119 experts from 18 countries, including virologists, epidemiologists, biologists, chemists and doctors, have signed a statement reassuring consumers that it can be safe to use reusable containers like cups, bottles and jars for food, drinks and other groceries, as long as they are thoroughly washed.

The statement comes after the plastic industry used its own industry-funded research to challenge the safety of reusable containers during the COVID-19 global pandemic, in order to increase demand for single-use plastic, but the signatories agree that single-use plastic is not inherently safer than reusables and causes additional public health concerns once it is discarded.

Reuse and refill systems are an essential part of addressing the plastic pollution crisis and moving away from a fossil fuel-based economy, but since lockdown began, the UK ban on plastic straws, stirrers and cotton buds has been paused and some cafes have chosen not to accept reusable containers temporarily. Costa Coffee announced on 5 June that they are accepting reusable coffee cups and water bottles, having updated their operating procedures to ensure there is no contact with the lid/drinking area.

The pandemic has triggered an important discussion about how to ensure the safety of reusable systems in a public health crisis. The experts who signed today’s statement say that, based on the best available science and guidance from public health professionals, it is clear that reusable systems can be used safely by employing basic hygiene.
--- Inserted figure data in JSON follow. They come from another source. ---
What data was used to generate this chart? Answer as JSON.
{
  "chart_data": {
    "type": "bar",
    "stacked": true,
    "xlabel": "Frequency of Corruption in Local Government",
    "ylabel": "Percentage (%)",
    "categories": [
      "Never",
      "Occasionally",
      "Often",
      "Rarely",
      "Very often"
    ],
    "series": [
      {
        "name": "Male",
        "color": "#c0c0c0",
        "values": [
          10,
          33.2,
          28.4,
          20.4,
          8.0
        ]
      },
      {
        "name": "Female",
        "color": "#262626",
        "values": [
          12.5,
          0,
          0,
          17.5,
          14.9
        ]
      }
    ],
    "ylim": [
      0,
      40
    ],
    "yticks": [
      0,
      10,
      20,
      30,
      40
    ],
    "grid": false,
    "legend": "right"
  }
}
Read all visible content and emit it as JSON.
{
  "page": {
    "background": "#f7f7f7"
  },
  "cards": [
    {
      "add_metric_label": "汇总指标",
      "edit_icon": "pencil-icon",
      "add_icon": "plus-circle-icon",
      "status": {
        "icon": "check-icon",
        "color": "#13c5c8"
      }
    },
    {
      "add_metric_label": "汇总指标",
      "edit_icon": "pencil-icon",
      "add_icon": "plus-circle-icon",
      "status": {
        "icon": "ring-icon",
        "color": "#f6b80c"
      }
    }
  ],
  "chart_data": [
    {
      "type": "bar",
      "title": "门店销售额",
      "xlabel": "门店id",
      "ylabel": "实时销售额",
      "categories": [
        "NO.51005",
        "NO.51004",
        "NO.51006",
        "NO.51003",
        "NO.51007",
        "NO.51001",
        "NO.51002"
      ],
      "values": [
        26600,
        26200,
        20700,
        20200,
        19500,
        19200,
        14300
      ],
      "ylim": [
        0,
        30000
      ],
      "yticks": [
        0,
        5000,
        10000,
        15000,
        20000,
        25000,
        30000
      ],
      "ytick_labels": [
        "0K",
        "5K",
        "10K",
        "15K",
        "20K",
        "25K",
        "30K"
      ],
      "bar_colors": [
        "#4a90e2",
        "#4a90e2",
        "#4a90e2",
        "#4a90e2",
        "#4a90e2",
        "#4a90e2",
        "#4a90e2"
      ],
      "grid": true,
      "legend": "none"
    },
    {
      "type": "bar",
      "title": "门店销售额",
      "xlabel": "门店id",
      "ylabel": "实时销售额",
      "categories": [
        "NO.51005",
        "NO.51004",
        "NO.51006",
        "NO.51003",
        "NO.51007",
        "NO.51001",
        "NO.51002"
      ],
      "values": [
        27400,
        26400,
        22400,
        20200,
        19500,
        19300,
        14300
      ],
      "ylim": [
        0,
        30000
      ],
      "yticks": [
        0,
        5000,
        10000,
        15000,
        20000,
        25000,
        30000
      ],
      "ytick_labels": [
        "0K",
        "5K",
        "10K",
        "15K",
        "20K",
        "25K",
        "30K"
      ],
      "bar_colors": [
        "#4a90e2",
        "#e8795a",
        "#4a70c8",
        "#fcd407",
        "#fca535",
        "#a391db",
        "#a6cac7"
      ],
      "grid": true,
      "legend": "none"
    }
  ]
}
They explain that the available evidence indicates that the COVID-19 virus spreads primarily from inhaling aerosolized droplets, rather than through contact with surfaces.

Studies show that the virus can remain infectious on surfaces for varying times depending on the material, so to prevent transmission as much as possible, it is sensible for consumers to assume that any object or surface in a public space – reusable or disposable – could be contaminated with the virus. Their advice for consumers is to thoroughly wash reusable containers with hot water and detergent or soap. They remind people to also wash their hands with soap and hot water or an alcohol-based hand rub, and to avoid touching their eyes, mouth or nose.

The experts also suggest best practices for retailers on handling their customers’ reusable containers, including complying with food safety and health codes, using additional hygiene practices for COVID-19, employing contact-free systems for customers’ personal cups and bottles, and ensuring that workers are protected.

Dr Jennifer Cole, Northern European Regional Hub Coordinator of the Planetary Health Alliance, Royal Holloway University of London, who signed the statement, said: “I feel it is vitally important that we do not let the impact COVID-19 has had on human health be used as an excuse to further damage the health of our planet.

"Reusable cups and utensils can be washed; loose bread rolls and fruit in shops can be picked up by using the paper bag they will then be placed in, without the need for immediately discarded plastic gloves. The lockdown has given many of us pause to reconnect with our gardens, local parks and the natural world around us.

"As our old lives resume we must make time and space to protect and nurture healthier environments to ensure a healthier future for all.”

Professor Charlotte K. Williams, Professor of Chemistry at Oxford University, who signed the statement, said: “I hope we can come out of the COVID-19 crisis more determined than ever to solve the pernicious problems associated with plastics in the environment.

"In terms of the general public’s response to the COVID crisis, we should make every attempt to avoid over-consumption of single use plastics, particularly in applications like packaging.”

Nina Schrank, campaigner at Greenpeace UK, said: “More and more of us own reusable cups and bottles to cut down on throwaway plastic and protect our wildlife, seas and rivers. COVID-19 has changed many of our routines, so it’s great that more than 100 experts have reassured us that reusable containers can be safe for food, drinks and other groceries during the pandemic, if washed properly.

“The supermarkets, other retailers and coffee shops can now make great strides towards significantly reducing the volume of single-use plastic we use. They should open up more opportunities for the reusable cups and bottles we’re already used to, and get going on creating more systems for reusables and refills that can be rolled out all across the UK, like options to fill jars and reuse bottles in supermarkets.”